Toshiba T5182 ROM extraction
- Help ElSemi reverse engineer the Fujitsu MB8623x TGP used in Sega Model 1/2
- Cubo CD32 driver
- Disassembly of Pioneer LDV1000 code for Konami BadLands
- Konami Badlands driver
- Fix little annoying things on the Amiga driver
Help ElSemi reverse engineer the Fujitsu MB8623x TGP used in Sega Model 1/2:
This is actually coming along very well. There are some screenshots at Haze's WIP
showing the progress ElSemi has done so far. I want to mention that the bulk of the
work has been done by ElSemi, and I've only been contributing small tidbits here and
Cubo CD32 driver:
There's many things that make writing a driver for this somewhat complicated:
- The driver requires AGA emulation.
- The current Amiga emulation we have in Mame is basically written for a M68000, which uses a 16 bit data bus, where the CD32 uses a 68EC020 which has a 32 bit data bus. So some 'bridge' read/write handlers had to be written to communicate with the 16 bit chips on the bus (this is mostly written, would need a more testing). To further complicate things, we keep the native endiannes on data arrays, so moving from 16 bits to 32 bits is not as trivial as it sounds.
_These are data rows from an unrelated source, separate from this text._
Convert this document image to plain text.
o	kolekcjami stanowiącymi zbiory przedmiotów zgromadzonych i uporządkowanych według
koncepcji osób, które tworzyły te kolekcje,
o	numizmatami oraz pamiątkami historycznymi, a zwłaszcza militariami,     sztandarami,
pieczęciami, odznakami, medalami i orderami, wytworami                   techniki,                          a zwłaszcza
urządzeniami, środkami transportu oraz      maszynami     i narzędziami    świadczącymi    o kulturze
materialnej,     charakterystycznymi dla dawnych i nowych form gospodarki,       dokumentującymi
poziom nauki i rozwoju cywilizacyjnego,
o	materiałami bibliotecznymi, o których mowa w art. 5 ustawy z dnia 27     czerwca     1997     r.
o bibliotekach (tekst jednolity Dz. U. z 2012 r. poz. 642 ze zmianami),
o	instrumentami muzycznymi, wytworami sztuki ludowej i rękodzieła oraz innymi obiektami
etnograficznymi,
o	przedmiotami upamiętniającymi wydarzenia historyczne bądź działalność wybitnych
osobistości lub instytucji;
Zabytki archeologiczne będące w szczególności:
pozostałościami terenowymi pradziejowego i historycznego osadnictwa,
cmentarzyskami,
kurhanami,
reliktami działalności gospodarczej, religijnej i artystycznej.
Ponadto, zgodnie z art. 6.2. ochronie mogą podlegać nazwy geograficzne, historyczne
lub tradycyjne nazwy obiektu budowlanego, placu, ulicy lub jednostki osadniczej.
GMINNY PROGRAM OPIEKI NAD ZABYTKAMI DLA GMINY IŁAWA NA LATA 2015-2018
- The CD32 introduces a new custom chip (Akiko) that contains:
- A standard I2C bus.
- A custom CDROM controller.
There's a 1KB EEPROM connected to the I2C bus.
The chips used to drive the CDROM optics and decoding are Sony chips. Unfortunately, Akiko probably has it's own built in microcode to talk to the chips, so it implements it's own custom protocol.
The only source of documentation for the Akiko seem to be the reverse engineering work done by the UAE guys.
Currently, I think I've fixed most of the 16 bit->32 bit issues, and basically crunched in the WinUAE code for the I2C in there. The CDROM controller code is only a skeleton of what it should be. This allows the driver to boot up to the logo screen (which doesn't really show up properly due to the lack of AGA emulation), and causes Mame to crash soon after.
At this point, and now that I have a better overview of the system, this is what would need to be done:
- Rewrite the I2C code as a stand alone module based on the Phillips specification.
- Write a I2C->serial protocol bridge for the EEPROM, so we can use our existing serial EEPROM infrastructure.
- Finish the CDROM controller emulation, adding the CHD support to it.
- Add AGA emulation.
Work on some of these items might start soon.
Disassembly of Pioneer LDV1000 code for Konami BadLands:
This is something I started to work on a while ago, and Matt Ownby from Daphne joined in. It has been known that the Pioneer LDV1000 in Konami BadLands used a different firmware than the stock one found in games such as Dragon's Lair. A few new commands have been added. Luckily, the hardware used is a Z80 + CTC. What has been mostly done right now is disassembling the firmware and mapping out how it controls the hardware. More work needs to be done to know exactly what all the new commands do. After long sessions of disassembling and trying to map the hardware from very bad resolution schematics, I've taken a little break on this to work on other things. But I expect to come back to this soon.
Konami Badlands driver:
I wrote the base code for this one, and it should not be much of a problem to finish it. However, it doesn't make much sense to keep working on it until the LDV1000 emulation can handle the new set of commands this game uses.
Fix little annoying things on the Amiga driver:
The Amiga driver currently has a few issues I'd like to see fixed:
- The video code needs to be made aware of DMA cycles and priorities, and needs to abort or delay actions accordingly. I believe this is why we have to use an incorrect value for Copper delay after a WAIT command. I tried some ideas I had, but was not entirely happy with the results, either performance-wise or timing-wise. I need to discuss this with Aaron some more when his platter is not that full and see if he has some other ideas.
- The display delay used for scrolling is not properly emulated. It works for most of the simple cases, but if you load the World of Commodore demo on MESS, you can see a problem with it in two places: The green-blue-white pulsating and scrolling screen, and the credits section which should look 3D.